In the years 2006 to 2011, she was also the leader of the research project "Writing competences and new media" (funded by the Swiss National Science Foundation). From 2011 to 2018, she led the research project "Regional Variation in the Grammar of Standard German", (funded by SNSF, DFG and FWF) together with colleagues from Austria and Germany. The results of this project have been published in the "Variantengrammatik" which is accessible in Open Access format to scholars and the interested public. In addition, Dürscheid was one of the program leaders of the Sinergia project "SMS communication in Switzerland: Facets of linguistic variation in a multilingual country", (funded by the SNSF) and together with Federica Diémoz, headed the subproject "Language Design in WhatsApp: Icono/Graphy", that belongs to the Sinergia project "What's up, Switzerland?". Since 2021, she has been leading the project "Mourning practices on the Internet" as part of the University Research Priority Program (URPP) "Digital Religion(s)" at the University of Zurich. In 2022, she took over the co-leadership of the trinational research project "Variational Pragmatics of German: Comparing Communicative Patterns" (funded by SNSF, DFG and FWF).

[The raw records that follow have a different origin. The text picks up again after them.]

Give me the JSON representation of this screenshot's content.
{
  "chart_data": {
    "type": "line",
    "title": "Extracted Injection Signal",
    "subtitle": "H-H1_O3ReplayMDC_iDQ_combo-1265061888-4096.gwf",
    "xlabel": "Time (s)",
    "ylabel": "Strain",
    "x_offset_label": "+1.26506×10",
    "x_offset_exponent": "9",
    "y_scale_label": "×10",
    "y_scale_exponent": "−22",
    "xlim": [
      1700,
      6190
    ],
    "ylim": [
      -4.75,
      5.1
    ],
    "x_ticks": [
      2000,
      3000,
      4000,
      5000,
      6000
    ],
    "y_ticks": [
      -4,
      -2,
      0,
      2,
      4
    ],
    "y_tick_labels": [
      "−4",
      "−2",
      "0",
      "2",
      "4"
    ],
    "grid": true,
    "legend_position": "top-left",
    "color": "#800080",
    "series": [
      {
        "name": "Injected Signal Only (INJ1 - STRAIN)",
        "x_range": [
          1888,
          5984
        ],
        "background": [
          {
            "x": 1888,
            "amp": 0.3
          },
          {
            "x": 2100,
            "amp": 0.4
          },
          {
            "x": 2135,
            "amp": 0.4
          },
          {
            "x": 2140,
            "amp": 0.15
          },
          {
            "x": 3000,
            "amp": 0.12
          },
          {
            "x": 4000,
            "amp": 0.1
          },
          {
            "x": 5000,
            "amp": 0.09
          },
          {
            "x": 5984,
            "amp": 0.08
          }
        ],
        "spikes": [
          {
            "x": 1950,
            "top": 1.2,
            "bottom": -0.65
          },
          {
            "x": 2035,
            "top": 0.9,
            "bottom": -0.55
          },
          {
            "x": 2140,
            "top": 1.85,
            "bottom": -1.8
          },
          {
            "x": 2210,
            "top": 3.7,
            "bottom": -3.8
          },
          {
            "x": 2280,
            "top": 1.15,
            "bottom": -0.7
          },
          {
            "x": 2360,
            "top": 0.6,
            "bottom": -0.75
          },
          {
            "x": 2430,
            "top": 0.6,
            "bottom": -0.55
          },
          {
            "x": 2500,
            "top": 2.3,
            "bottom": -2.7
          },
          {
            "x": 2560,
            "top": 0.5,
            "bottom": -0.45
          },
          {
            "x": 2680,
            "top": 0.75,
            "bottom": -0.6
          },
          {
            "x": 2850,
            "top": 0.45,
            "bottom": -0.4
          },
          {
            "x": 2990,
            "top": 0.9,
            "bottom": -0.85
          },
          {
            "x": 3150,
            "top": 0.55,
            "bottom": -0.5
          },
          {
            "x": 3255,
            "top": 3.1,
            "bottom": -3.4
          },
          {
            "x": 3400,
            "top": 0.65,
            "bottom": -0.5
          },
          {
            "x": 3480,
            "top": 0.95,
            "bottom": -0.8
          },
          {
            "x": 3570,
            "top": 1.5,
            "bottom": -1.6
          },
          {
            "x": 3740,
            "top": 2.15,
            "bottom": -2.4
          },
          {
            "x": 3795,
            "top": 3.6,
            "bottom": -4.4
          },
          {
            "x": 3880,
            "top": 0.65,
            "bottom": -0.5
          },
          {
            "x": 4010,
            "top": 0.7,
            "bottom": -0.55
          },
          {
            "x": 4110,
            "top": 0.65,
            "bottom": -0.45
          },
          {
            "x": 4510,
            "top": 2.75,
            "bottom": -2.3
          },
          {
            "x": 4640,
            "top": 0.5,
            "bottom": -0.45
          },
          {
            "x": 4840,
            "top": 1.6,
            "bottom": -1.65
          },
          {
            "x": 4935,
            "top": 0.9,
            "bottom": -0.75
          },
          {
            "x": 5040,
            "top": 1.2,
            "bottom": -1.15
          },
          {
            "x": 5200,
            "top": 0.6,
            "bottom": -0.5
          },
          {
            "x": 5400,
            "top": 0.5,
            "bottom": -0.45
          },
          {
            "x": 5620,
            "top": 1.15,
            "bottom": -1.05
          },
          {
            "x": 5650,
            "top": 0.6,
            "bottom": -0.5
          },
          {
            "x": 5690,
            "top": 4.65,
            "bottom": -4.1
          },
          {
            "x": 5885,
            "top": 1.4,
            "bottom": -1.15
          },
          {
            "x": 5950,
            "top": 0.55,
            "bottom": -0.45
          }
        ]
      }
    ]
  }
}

She posted a daily tweet on Twitter (now X) (VariantenGrammatik).

== Honors and awards ==
In 2020 Dürscheid was granted the Konrad Duden Award. In 2022, she was also elected to the German Academy for Language and Literature.

==Selected publications==

=== About language use in the New Media ===
- with Elisabeth Stark: SMS4science: An international corpus-based texting project and the specific challenges for multilingual Switzerland. In: Thurlow, Crispin/Mroczek, Kristine (Eds.): Digital Discourse. Language in the New Media. Oxford University Press, Oxford (= Oxford Studies in Sociolinguistics), 299–320. 2011.
- with Andreas H. Jucker: The Linguistics of Keyboard-to-screen Communication. A New Terminological Framework. Linguistik online 56, 6/2012
- with Carmen Frehner: Email communication. In: Herring, Susan C./Stein, Dieter/Virtanen, Tuija (Eds.): Pragmatics of Computer-Mediated Communication. Mouton de Gruyter, Berlin/New York (= Handbook of Pragmatics 9), 35–54. 2013.
- with Karina Frick: Schreiben digital. Wie das Internet unsere Alltagskommunikation verändert. Kröner, Stuttgart (= Einsichten 3) 2016.

=== Others ===
- Die verbalen Kasus des Deutschen: Untersuchungen zur Syntax, Semantik und Perspektive. De Gruyter, Berlin 1999.
- with Franc Wagner and Sarah Brommer: Wie Jugendliche schreiben. Schreibkompetenz und neue Medien. De Gruyter, Berlin 2010.
- Syntax: Grundlagen und Theorien. Westdeutscher Verlag, Wiesbaden 2000; 6th edition: Vandenhoeck & Ruprecht, Göttingen 2012.
- Einführung in die Schriftlinguistik. Westdeutscher Verlag, Wiesbaden 2002; 5th edition: Vandenhoeck & Ruprecht, Göttingen 2016.
- with Jan Georg Schneider: Standardsprache und Variation. Narr, Tübingen 2019.
- with Stephan Elspaß and Arne Ziegler: Variantengrammatik des Standarddeutschen. Ein Online-Nachschlagewerk. Verfasst von einem Autorenteam unter der Leitung von Christa Dürscheid, Stephan Elspaß und Arne Ziegler. Open access.
- with Dimitrios Meletis: Writing Systems and Their Use. An Overview of Grapholinguistics. Mouton de Gruyter, Berlin/Boston 2022. Open access.
- Dürscheid, Christa (2023): Deutsch im Fokus. Sprachdidaktik, Internetkommunikation, Grammatik. Ausgewählte Schriften. Berlin: Frank & Timme (= Sprachwissenschaft 59).